Rwanda gets US$8-million loan for telecoms in private sector

Rwanda has secured a line of credit worth US$8-million from the African Development Bank to support local businesses in telecoms and other areas. This loan will enable the Development Bank of Rwanda to reinforce its private sector and SME operations in Rwanda, according to the bank’s chief executive, Jack Kayonga. “Our partnership with the African Development Bank goes beyond just financing, but sharing a vision to bolster the economy of Rwanda by providing ample support to the private sector,” he said.

Namibia to get own PoPs for WACS connection

Telecom Namibia has announced that the installation of its own international points of presence (PoPs) in London and Frankfurt, connected to the West African Cable System undersea cable, is making good progress. TN MD Frans Ndoroma said the PoPs will facilitate the efficient and effective use of WACS. The project follows the signing of an agreement between Telecom Namibia and a Jasco Group company, NewTelco SA, which is a joint venture with co-location specialists NewTelco. It puts at Telecom’s disposal an improved global reach through reliable, high-quality communication infrastructure and backbone.

Nigerian experiences stampede from CDMA to GSM

A crisis affecting the mobile CDMA business in Nigeria is escalating, with more than 1,4-million active subscribers on the networks having dumped their lines in favour of GSM in the past twelve months, according the latest statistics from the Nigerian Communications Commission. CMDA operators include Visafone, Multi-Links and Starcomms. ZOOMmobile packed up in the first quarter 2012. Telkom South Africa pulled out of the Nigerian mobile CDMA market two years ago, selling its 100% stake in Multi-Links Telkom which which it bought in 2009 for $400-million to Helios Towers Nigeria for $10-milion. According to the latest figures from NCC, mobile CDMA operators’ subscriber base plummeted from 4 031 820 in February 2012 to 2 890 955 in January 2013.

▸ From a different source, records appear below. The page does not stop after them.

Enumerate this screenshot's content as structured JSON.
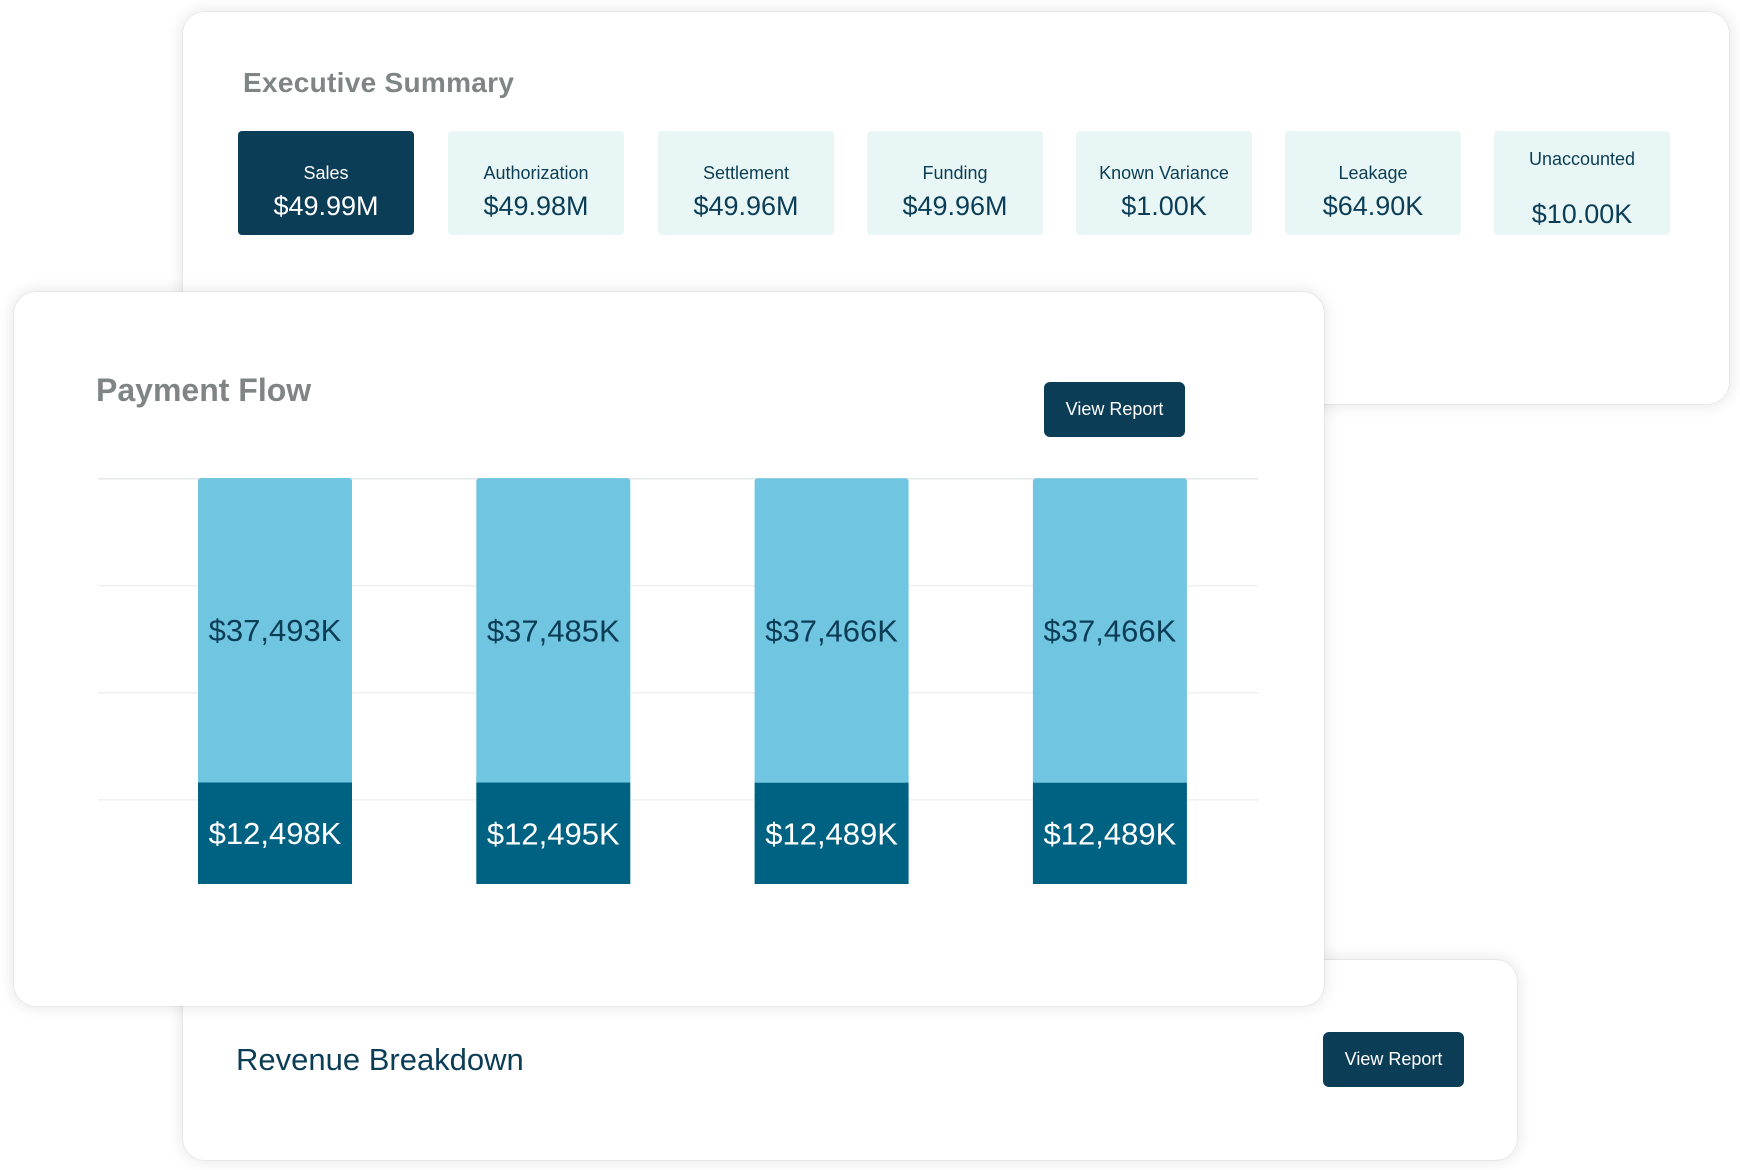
{
  "executive_summary": {
    "title": "Executive Summary",
    "tiles": [
      {
        "label": "Sales",
        "value": "$49.99M",
        "selected": true
      },
      {
        "label": "Authorization",
        "value": "$49.98M"
      },
      {
        "label": "Settlement",
        "value": "$49.96M"
      },
      {
        "label": "Funding",
        "value": "$49.96M"
      },
      {
        "label": "Known Variance",
        "value": "$1.00K"
      },
      {
        "label": "Leakage",
        "value": "$64.90K"
      },
      {
        "label": "Unaccounted",
        "value": "$10.00K"
      }
    ]
  },
  "payment_flow": {
    "title": "Payment Flow",
    "view_report_label": "View Report"
  },
  "revenue_breakdown": {
    "title": "Revenue Breakdown",
    "view_report_label": "View Report"
  },
  "colors": {
    "brand_dark": "#0c3d57",
    "tile_bg": "#e8f7f5",
    "bar_light": "#70c6e1",
    "bar_dark": "#006283"
  },
  "chart_data": {
    "type": "bar",
    "stacked": true,
    "categories": [
      "",
      "",
      "",
      ""
    ],
    "series": [
      {
        "values": [
          12498,
          12495,
          12489,
          12489
        ],
        "labels": [
          "$12,498K",
          "$12,495K",
          "$12,489K",
          "$12,489K"
        ],
        "color": "#006283"
      },
      {
        "values": [
          37493,
          37485,
          37466,
          37466
        ],
        "labels": [
          "$37,493K",
          "$37,485K",
          "$37,466K",
          "$37,466K"
        ],
        "color": "#70c6e1"
      }
    ],
    "grid": true,
    "legend": false
  }
}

Zimbabwe internet firm to roll out 4G LTE technology

Harare-based Internet access provider Aquiva Wireless has announced plans to roll out a new standard for wireless data communications technology that it says will push forward the growth of the country’s telecoms industry. Chief executive Brian Maphosa said the next enabling technology will be long term evolution (LTE), which is available across 4G radio wavelengths, but offers much greater speed and capacity. He said that over the next three years Aquiva Wireless will invest up to US$80-million in establishing nationwide presence.